Let’s imagine: Your browser-based AI agent (Comet or Atlas) is connected to your Gmail and calendar. A meeting invite arrives containing a hidden, invisible prompt injection. Here’s what the ideal, but not flawless, defense looks like:
You open the invite: No overt sign anything is amiss.
You ask your AI agent to summarise/respond: The agent scans the content; prompt injection classifiers may block obvious tricks - but “indirect” or evolving exploits might sneak through.
Confirmation step: Most legitimate actions still require a human approval click. But artfully crafted attacks may “hide” their true intent and win user approval.
Post-action review: If something is odd (unexpected mail sent, calendar updated), revoke access immediately and monitor your accounts - don’t wait for a notification.
The Updated Takeaway (Nov 2025)
No AI browser is immune to prompt injection and cross-session attacks. Comet now faces the same “zero-trust” necessity as Atlas, especially for business users with sensitive data.
Limit permissions - always.
Keep agentic browsing “in scope” only for trusted tabs and workflows.
Never approve AI-suggested drafts or actions without personally reviewing them.
Stay up to date on vendor patches, and demand transparency from your browser/agent provider.
Summary Actions for Business Users
Audit all connected apps monthly - or after any strange AI behaviour.
Educate your team: Train everyone to spot odd instructions, “silent” authorisations, and AI agent quirks.

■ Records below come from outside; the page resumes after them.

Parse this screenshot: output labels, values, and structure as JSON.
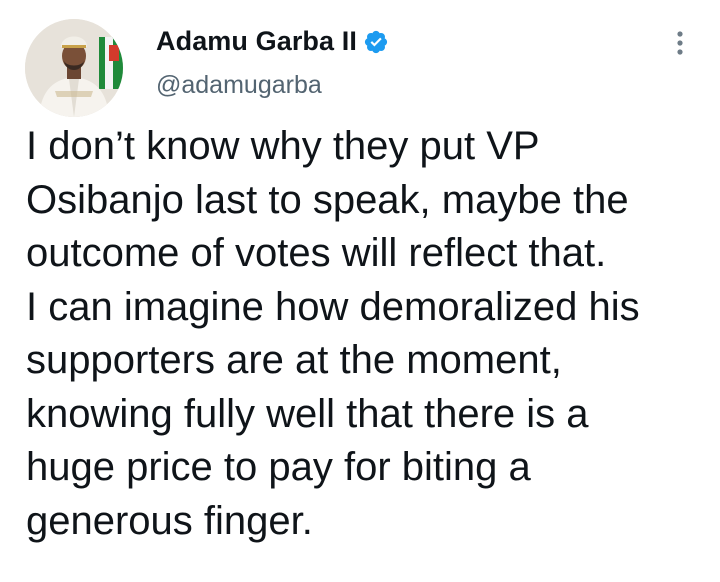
{
  "tweet": {
    "author": {
      "display_name": "Adamu Garba II",
      "handle": "@adamugarba",
      "verified_icon": "verified-badge-icon",
      "verified_color": "#1d9bf0"
    },
    "more_icon": "vertical-ellipsis-icon",
    "text": "I don’t know why they put VP\nOsibanjo last to speak, maybe the\noutcome of votes will reflect that.\nI can imagine how demoralized his\nsupporters are at the moment,\nknowing fully well that there is a\nhuge price to pay for biting a\ngenerous finger."
  },
  "colors": {
    "text_primary": "#0f1419",
    "text_secondary": "#536471",
    "accent": "#1d9bf0"
  }
}
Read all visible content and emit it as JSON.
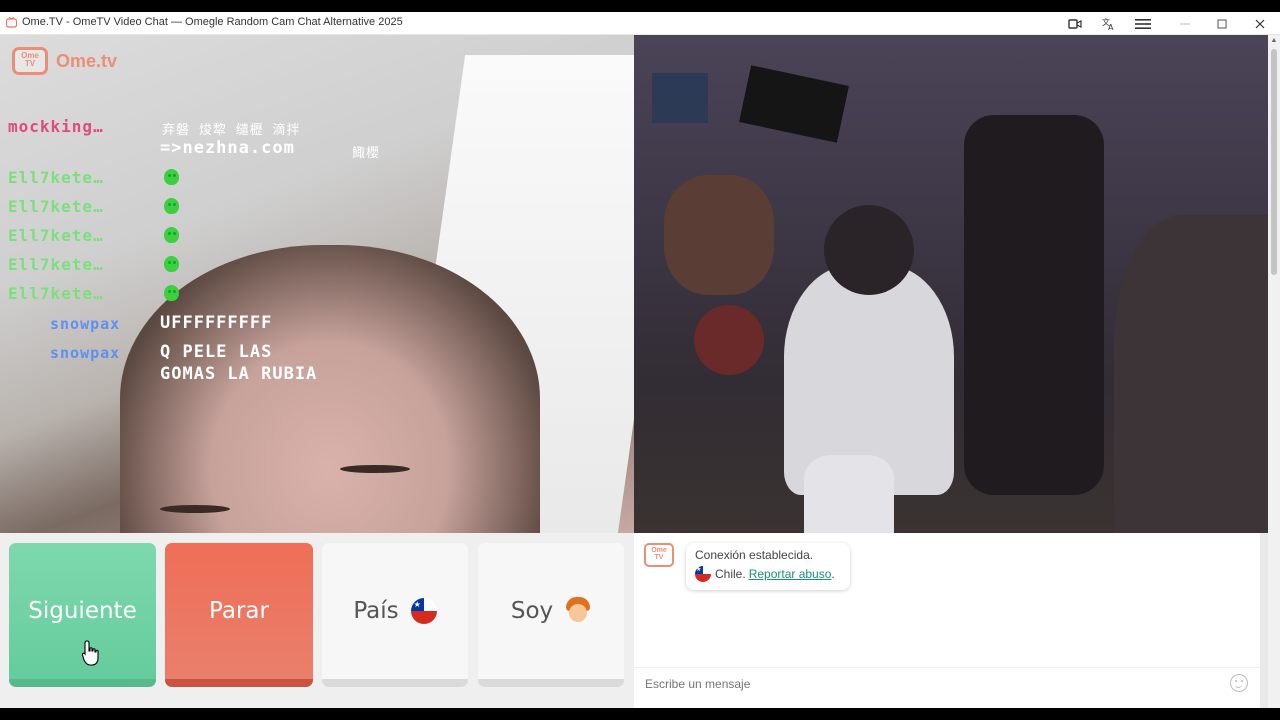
{
  "window": {
    "title": "Ome.TV - OmeTV Video Chat — Omegle Random Cam Chat Alternative 2025"
  },
  "logo": {
    "box": "Ome TV",
    "text": "Ome.tv"
  },
  "overlay_chat": [
    {
      "name": "mockking…",
      "text": "弃磐  焌犂  缱櫪  滴拌",
      "color": "#e04a7a"
    },
    {
      "name": "",
      "text": "=>nezhna.com",
      "extra": "鯫櫻"
    },
    {
      "name": "Ell7kete…",
      "emoji": "green-blob"
    },
    {
      "name": "Ell7kete…",
      "emoji": "green-blob"
    },
    {
      "name": "Ell7kete…",
      "emoji": "green-blob"
    },
    {
      "name": "Ell7kete…",
      "emoji": "green-blob"
    },
    {
      "name": "Ell7kete…",
      "emoji": "green-blob"
    },
    {
      "name": "snowpax",
      "text": "UFFFFFFFFF"
    },
    {
      "name": "snowpax",
      "text": "Q PELE LAS",
      "text2": "GOMAS LA RUBIA"
    }
  ],
  "controls": {
    "next": "Siguiente",
    "stop": "Parar",
    "country": "País",
    "me": "Soy"
  },
  "chat": {
    "status": "Conexión establecida.",
    "country": "Chile.",
    "report": "Reportar abuso",
    "placeholder": "Escribe un mensaje"
  },
  "colors": {
    "next_button": "#6fd3a6",
    "stop_button": "#ec7560",
    "brand": "#ea8f77",
    "link": "#1a8f7a"
  }
}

Use browser-based AI for in-scope, human-reviewed workflows, but keep high-security data (banking, HR, confidential negotiations) disconnected and manual for now.
Adopt a dual-browser setup: Use a security-focused traditional browser such as Brave for email, banking, and confidential work, and reserve agentic AI browsers for controlled, low-risk tasks.
Prompt injection is now a living, evolving business risk. But by combining strong user vigilance, minimal permissions, and rapid response to vendor patches, you can make AI tools work for your business - without inviting new digital threats in the back door.